All the submitted blog post does is reproduce the industry-supplied infographic, without establishing any context.

To me, the interesting application of online learning is not in higher education, the focus of the infographic, but rather in K-12 education, where there is far less competition among providers. Online learning and other forms of distance education can allow bright learners in underperforming schools to take supplemental classes in mathematics (a huge market for online courses), computer programming, English vocabulary, and even more interactive subjects such as humanities and lab sciences. That lets young learners learn more faster. That has been a great help for my children as they develop their skill sets for the twenty-first century.

Here are links to some K-12 providers of online classes:

http://cty.jhu.edu/ctyonline/

http://www.ctd.northwestern.edu/gll/

http://epgy.stanford.edu/

http://www.aleks.com/

This list is far from exhaustive, but includes providers my family has used or is now using.

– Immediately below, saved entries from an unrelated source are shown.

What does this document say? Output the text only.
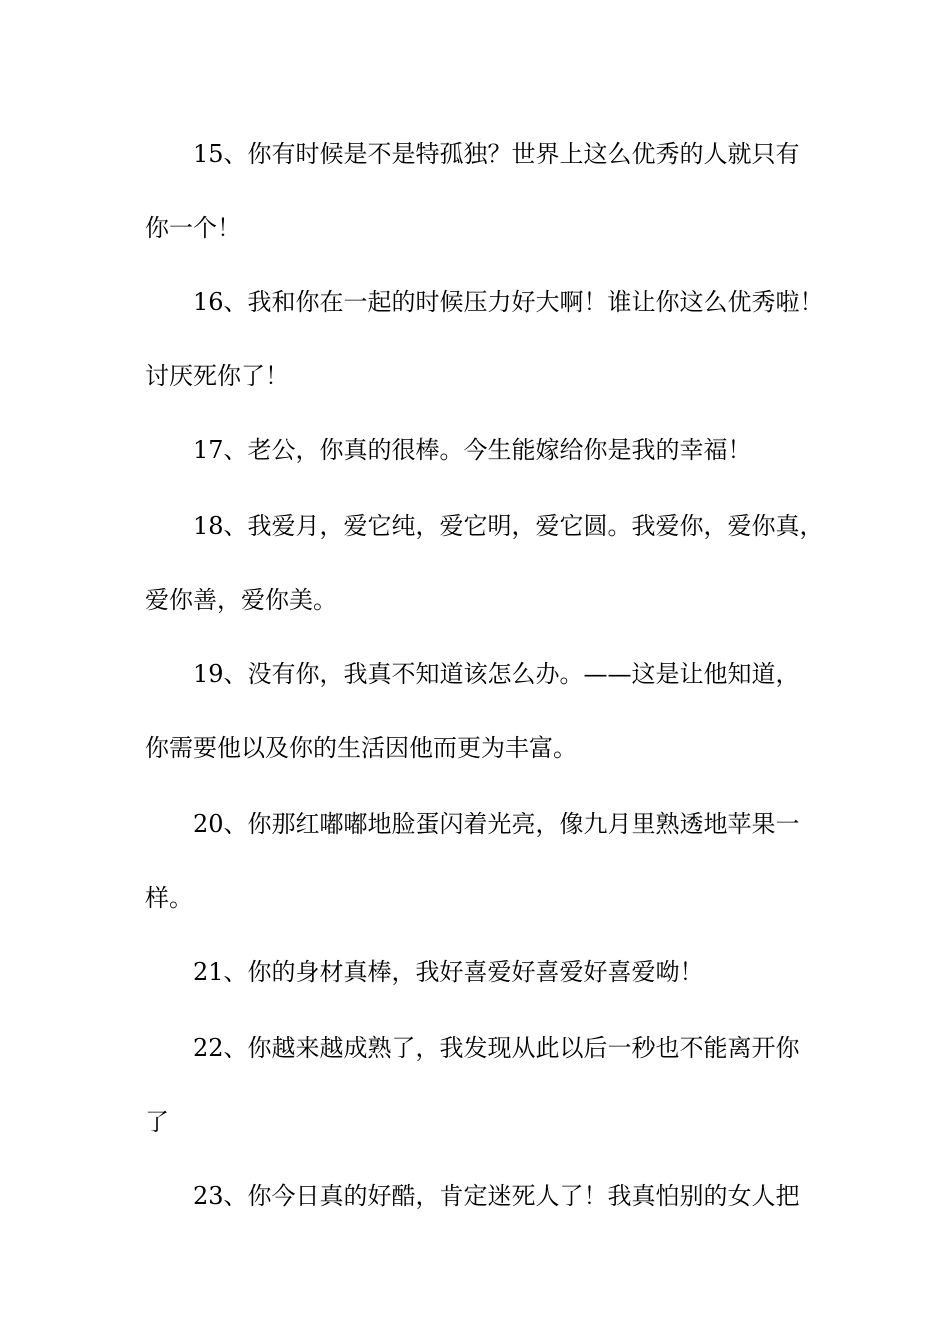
15、你有时候是不是特孤独？世界上这么优秀的人就只有
你一个！
16、我和你在一起的时候压力好大啊！谁让你这么优秀啦！
讨厌死你了！
17、老公，你真的很棒。今生能嫁给你是我的幸福！
18、我爱月，爱它纯，爱它明，爱它圆。我爱你，爱你真，
爱你善，爱你美。
19、没有你，我真不知道该怎么办。——这是让他知道，
你需要他以及你的生活因他而更为丰富。
20、你那红嘟嘟地脸蛋闪着光亮，像九月里熟透地苹果一
样。
21、你的身材真棒，我好喜爱好喜爱好喜爱呦！
22、你越来越成熟了，我发现从此以后一秒也不能离开你
了
23、你今日真的好酷，肯定迷死人了！我真怕别的女人把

I know from personal experience spending my 10th and 11th grade years doing public online school that you can literally cheat your whole way through, not get caught, and come away learning nothing. Take it how you want it. And now I work at a startup, so im ok but I worry about all the other kids.


It depends on what you understand as not get caught. I believe that the problem is not about online learning but on knowledge assessment and certification. There is were actually is necessary some disruption, that somehow you diplomas are based on proved skills and knowledge.